Don Curry et le fleuve crocodile
Don Curry est toujours émerveillé par les merveilles de la nature. Il n'en a jamais assez. Certes, les créations humaines produisent également des choses étonnantes et...


Publié: 24.01.2017
Don Curry a un penchant pour des moyens de transport inhabituels. Que ce soit un Mokoro au Botswana, une pirogue très simple avec laquelle on peut glisser silencieusement à travers le delta de l'Okavango ; ou la Tarabitha en Équateur, une sorte de téléphérique ouvert entre les deux rives d'un profond canyon andin. Dès qu'il en a l'occasion, il n'hésite pas à en profiter.
Le sud de l'Inde a également quelque chose de très spécial en matière de moyens de transport. Un phénomène similaire n'a pu se développer qu'en Irlande, sinon il n'existe rien de tel ailleurs dans le monde. Il s'agit du Coracle, un bateau rond d'environ 2 mètres de diamètre et à une hauteur de côté extérieure de seulement 30 cm.

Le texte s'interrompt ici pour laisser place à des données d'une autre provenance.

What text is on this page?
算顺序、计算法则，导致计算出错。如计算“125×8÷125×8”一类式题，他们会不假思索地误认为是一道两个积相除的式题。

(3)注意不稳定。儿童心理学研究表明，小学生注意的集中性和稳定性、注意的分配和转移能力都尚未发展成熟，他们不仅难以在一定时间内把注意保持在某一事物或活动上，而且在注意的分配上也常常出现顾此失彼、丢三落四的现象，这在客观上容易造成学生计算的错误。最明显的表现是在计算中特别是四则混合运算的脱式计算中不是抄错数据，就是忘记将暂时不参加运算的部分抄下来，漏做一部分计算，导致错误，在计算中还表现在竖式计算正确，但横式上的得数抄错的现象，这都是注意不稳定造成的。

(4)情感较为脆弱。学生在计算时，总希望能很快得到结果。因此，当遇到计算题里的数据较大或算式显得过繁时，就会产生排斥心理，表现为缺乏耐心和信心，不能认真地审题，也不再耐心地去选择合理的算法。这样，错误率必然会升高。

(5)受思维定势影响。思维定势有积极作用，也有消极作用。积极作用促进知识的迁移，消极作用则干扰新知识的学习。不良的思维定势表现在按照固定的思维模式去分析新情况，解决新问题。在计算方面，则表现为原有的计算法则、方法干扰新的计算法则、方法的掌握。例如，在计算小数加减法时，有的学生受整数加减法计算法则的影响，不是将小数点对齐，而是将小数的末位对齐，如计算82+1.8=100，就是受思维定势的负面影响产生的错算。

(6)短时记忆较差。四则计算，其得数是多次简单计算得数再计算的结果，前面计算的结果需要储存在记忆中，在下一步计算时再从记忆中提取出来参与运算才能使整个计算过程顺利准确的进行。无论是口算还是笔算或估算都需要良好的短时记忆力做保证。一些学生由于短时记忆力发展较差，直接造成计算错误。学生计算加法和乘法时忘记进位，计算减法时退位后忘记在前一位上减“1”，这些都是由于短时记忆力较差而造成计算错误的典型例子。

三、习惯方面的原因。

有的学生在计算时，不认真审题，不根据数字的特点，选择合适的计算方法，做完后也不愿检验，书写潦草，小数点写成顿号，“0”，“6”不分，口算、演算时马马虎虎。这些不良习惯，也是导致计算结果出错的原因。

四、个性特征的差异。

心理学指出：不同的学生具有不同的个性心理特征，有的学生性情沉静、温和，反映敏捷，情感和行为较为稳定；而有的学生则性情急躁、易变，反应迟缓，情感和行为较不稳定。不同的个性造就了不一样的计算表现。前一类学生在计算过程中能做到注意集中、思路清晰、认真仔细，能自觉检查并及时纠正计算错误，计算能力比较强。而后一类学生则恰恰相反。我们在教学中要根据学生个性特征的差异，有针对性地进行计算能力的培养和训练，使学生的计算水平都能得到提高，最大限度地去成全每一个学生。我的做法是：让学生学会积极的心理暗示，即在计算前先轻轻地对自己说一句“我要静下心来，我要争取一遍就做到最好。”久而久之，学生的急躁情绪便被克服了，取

D'une certaine manière, il ressemble à un grand wok flottant sur l'eau. C'est dans l'ensemble une construction très légère en bambou et en roseau, qui est aujourd'hui recouverte d'une bâche en plastique - auparavant, on utilisait du cuir d'animal à la place.
Don Curry avait lu qu'on pouvait réserver de courtes promenades en Coracle au Orange County Resort et avait déjà renseigné à la réception la veille. Malheureusement, cela n'était possible que de 9h à 11h, a déploré la réceptionniste. Par coïncidence, l'un des directeurs de l'hôtel se trouvait à proximité, a entendu la demande de Don Curry et a expliqué : Bien sûr, Don Curry peut le faire. Il n'a qu'à descendre au quai des bateaux au lac Kabini après le petit-déjeuner.
Il se tenait là et attendait, quand tout à coup, une forme étrange s'est approchée : parfois cela ressemblait à une sorte de champignon vénéneux sur des pattes, parfois à une tortue marchant debout. C'était Sundra, l'un des 130 employés du resort, portant un Coracle sur le dos. Avec précaution, il le mit à l'eau et plaça un coussin rond au milieu pour Don Curry, ainsi qu'un tabouret en bois pour lui-même. Rien que le fait de monter dans le Coracle, qui oscillait légèrement, demandait un certain temps d'adaptation ; par mesure de sécurité, Sundra et Don Curry avaient enfilé des gilets de sauvetage.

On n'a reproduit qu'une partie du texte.